Northeastern professor creates voices for the voiceless

Corey Dockser

Text-to-speech technology has become widely available in modern society, granting verbal communication to millions. But, with a limited set of voices available, users are unable to identify themselves by sound. It was this problem that led to the creation of VocaliD.

VocaliD was founded in 2014 after six years of development by Rupal Patel, a professor of communication sciences and disorders and computer and information sciences at Northeastern University. Patel began her work with synthetic voices in 2007. At the time, her focus was on creating unique voices without distorting the speech to the point of unintelligibility.

The program is capable of combining a brief vocalization from someone with impaired speech with thousands of lines read by a single volunteer donor, recorded in Patel’s lab.

Media outlets began to pick up Patel’s work following an article published by the Northeastern College of Computer and Information Science. An interview with NPR pushed Patel to think beyond research.

“We were just doing studies about how to make these voices and hadn’t really necessarily played the custom voices for any of the people that could potentially use it,” Patel said. The NPR reporter pressed her multiple times on if she could use her work to more directly help people in need.

Soon, Patel began to consult with some of the people who could benefit from her research. This convinced her to move away from theory and toward practical implementation. In 2013 she gave a TED talk, which gave her the idea of crowdsourcing voices.

As she was practicing her talk, the people she was working with kept asking her what the average person could do after seeing her presentation. She decided to ask people to donate their voices.”

Since the launch of VocaliD, 28,000 people from 110 countries ranging from 6 to 91 years old have contributed to VocaliD’s proprietary voice database, the Human Voice Bank.

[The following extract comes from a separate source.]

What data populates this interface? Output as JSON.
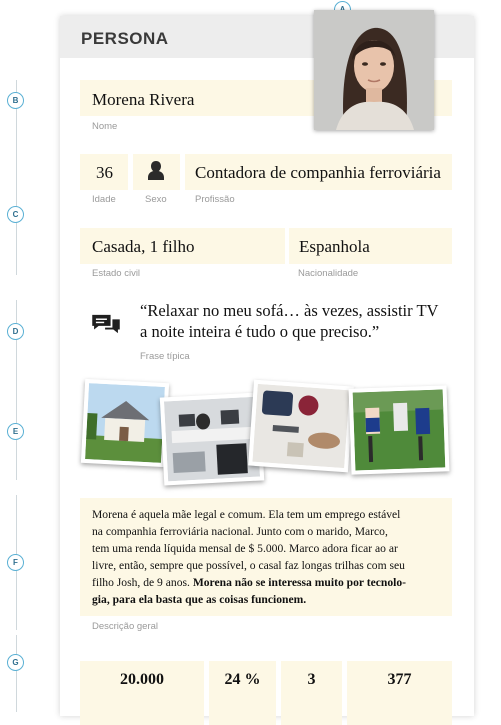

Contributing to the bank is a largely automated process requiring only a computer, a microphone and an internet connection. Donors complete an audition to see if their recordings are of high enough quality for the Bank. Geoff Meltzner, vice president of and director of research and technology at VocaliD, said the remaining work is simple.

“Once you’ve passed the audition, you then enter the Voice Bank and you get presented with what kind of material you want to read, whether it’s children’s stories or news stories or science articles or fiction, and you’re prompted with a set of sentences for you to record,” Meltzner said.

These stored voices have different roles depending on which of VocaliD’s two products recipients choose. The Vocal Legacy is for people who are able to speak clearly now, but are concerned about losing their speech in the future. After five to seven hours of recording, the website will turn those recordings into a downloadable file.

The BeSpoke voice, on the other hand, is more complex. Designed for those able to generate a vocalization but not speech, recipients need only submit a 2 to 3 second clip to the website to initiate the process. This clip is then run through the database to find a matching donor, and then the donor’s samples are combined with the recipients to form a new, unique voice. Requests can be made for certain desirable traits, like accents. Like the Legacy, this voice is stored on the website and available for download at any time.

For recipients who don’t want the same voice forever, either because they’ve aged or they simply want to try on something else, Patel and her team are developing aging methods, too.

“One of the patents we have right now is to be able to grow the voice algorithmically,” she said. “In the child age band we have ways to modify the voice slowly and gradually. But as you jump from child to teenager there’s actually a pretty huge jump, and at that point it just isn’t going to sound good enough — it’s going to distort the speech signal too much so our preference is to find a new voice.”

Improvements to VocaliD are ongoing. For example, the Human Voicebank 2.0 was launched Nov. 13 and expanded recording options by allowing donors to pick from a wide variety of texts to suit their preferences, rather than the limited collection of sentences previously offered. Looking farther ahead, the team would like to expand beyond English to include Spanish, Hebrew, Chinese and various Indian dialects, Meltzner said.

Both of VocaliD’s products have the same price tag: $1,500. Getting a voice is a one-time purchase. As insurance won’t yet cover the cost of a prosthetic voice, potential users are encouraged to crowdfund the expense. While sticker shock could be a deterrent to potential users, the sheer uniqueness of the technology is enough to win over some, at least for the moment.

“I think it’s definitely a worthwhile investment, especially if you start young,” said Rohith Parvathaneni, a second-year data science major. “The price can be a bit high right now but that may just be due to the fact that it’s new software so with time it’s probably going to go down as it’s optimised.”